7. Develop stability for teams with continued development of young players.

8. A ‘Grass Roots’ programme provides an attractive proposal for potential sponsors.

BAFA investment in the GRI programme will initially benefit BYAFA. However an increasing number of Youth players are now seeking places at Universities with existing football programmes to continue their own development. As more ex-youth players enter University (with a possible 3-8 years of playing experience), their presence will help raise the quality of the college game. They will also provide impetus for further growth of new teams (many of the present college teams were started by ex-youth team players wishing to continue playing the game at University). Senior teams will also benefit from the new generation of football players as they feed through the system.

Obviously investment in future participation does not benefit today’s participants now. Today’s BAFA members must accept a level of benefaction to provide a legacy for the future. BAFA as the NGB has a duty to engender this action within the current membership.

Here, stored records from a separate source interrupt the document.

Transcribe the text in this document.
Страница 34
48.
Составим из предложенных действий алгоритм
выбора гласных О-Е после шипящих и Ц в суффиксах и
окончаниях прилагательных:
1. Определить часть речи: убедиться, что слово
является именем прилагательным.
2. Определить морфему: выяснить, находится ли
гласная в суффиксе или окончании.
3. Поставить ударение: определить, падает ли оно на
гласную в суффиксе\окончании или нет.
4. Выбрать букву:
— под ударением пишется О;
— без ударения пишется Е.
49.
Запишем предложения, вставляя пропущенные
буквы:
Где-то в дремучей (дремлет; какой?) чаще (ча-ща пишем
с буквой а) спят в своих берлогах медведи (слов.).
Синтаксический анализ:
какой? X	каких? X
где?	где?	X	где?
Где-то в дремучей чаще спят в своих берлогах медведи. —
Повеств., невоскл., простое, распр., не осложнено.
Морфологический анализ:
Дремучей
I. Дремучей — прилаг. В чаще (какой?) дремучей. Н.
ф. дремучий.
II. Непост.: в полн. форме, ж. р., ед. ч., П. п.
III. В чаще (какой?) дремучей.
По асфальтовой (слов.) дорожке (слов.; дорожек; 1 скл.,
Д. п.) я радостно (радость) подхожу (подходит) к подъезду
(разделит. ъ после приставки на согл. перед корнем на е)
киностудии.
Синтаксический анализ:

 Coach Education and Development

Education of our ‘educators’ is vital. All BAFA associations have committed to strong support of the BAFCA as the educating body by enforcing membership and qualification of the Coaches Association. The BAFCA Coach Education Programme must continue to be developed. The continuing support of the BAFCA by the NFL through the ‘partnership’ is of major benefit and there are several new initiatives currently under consideration for adoption.

 Officials Recruitment and Development:

BAFA acknowledges this is a crucial issue at present. There are already many games going ahead without officials. Without a significant increase in the number of officials any expansion in the number of teams will make this situation much worse. BAFRA (the Referees Association) has a small but very experienced corps of members. This must be supported and nurtured. BAFA are currently in talks with BAFRA on how this situation can best be addressed.

 Team and Club Development

The setting-up of workshops to provide practical help and advice on how to develop clubs. These would need to be specific to the teams ‘League environment’ and would directly support the Leagues/Associations in delivery. Topics covered should be recruiting of players, coaches, managers and volunteers, operations procedures, building a profile in the community, developing links with Local Councils and Education Authorities, building a team grass roots programme, improving performance on and off the field, approaching sponsors, developing a PR programme.

Staff workshops: Improve the off field performance of clubs. How to assign and structure responsibilities for the day-to-day running for your club. Reporting structures. How to approach and deal with out side bodies. Keeping people involved in the sport. Recruiting new people to the sport.

Grant workshops: Providing information and assistance on grants available to teams and or players. Giving experienced advice on the application procedure.


Football in Britain is now twenty-three years old. Although the boom days of the 80’s gave way to bust in the 90’s, the sport is now slowly growing again. With the NFL presently re-considering it’s own development plans and offering an increased contribution to BAFA the time is now right to push the sport forward to the next level.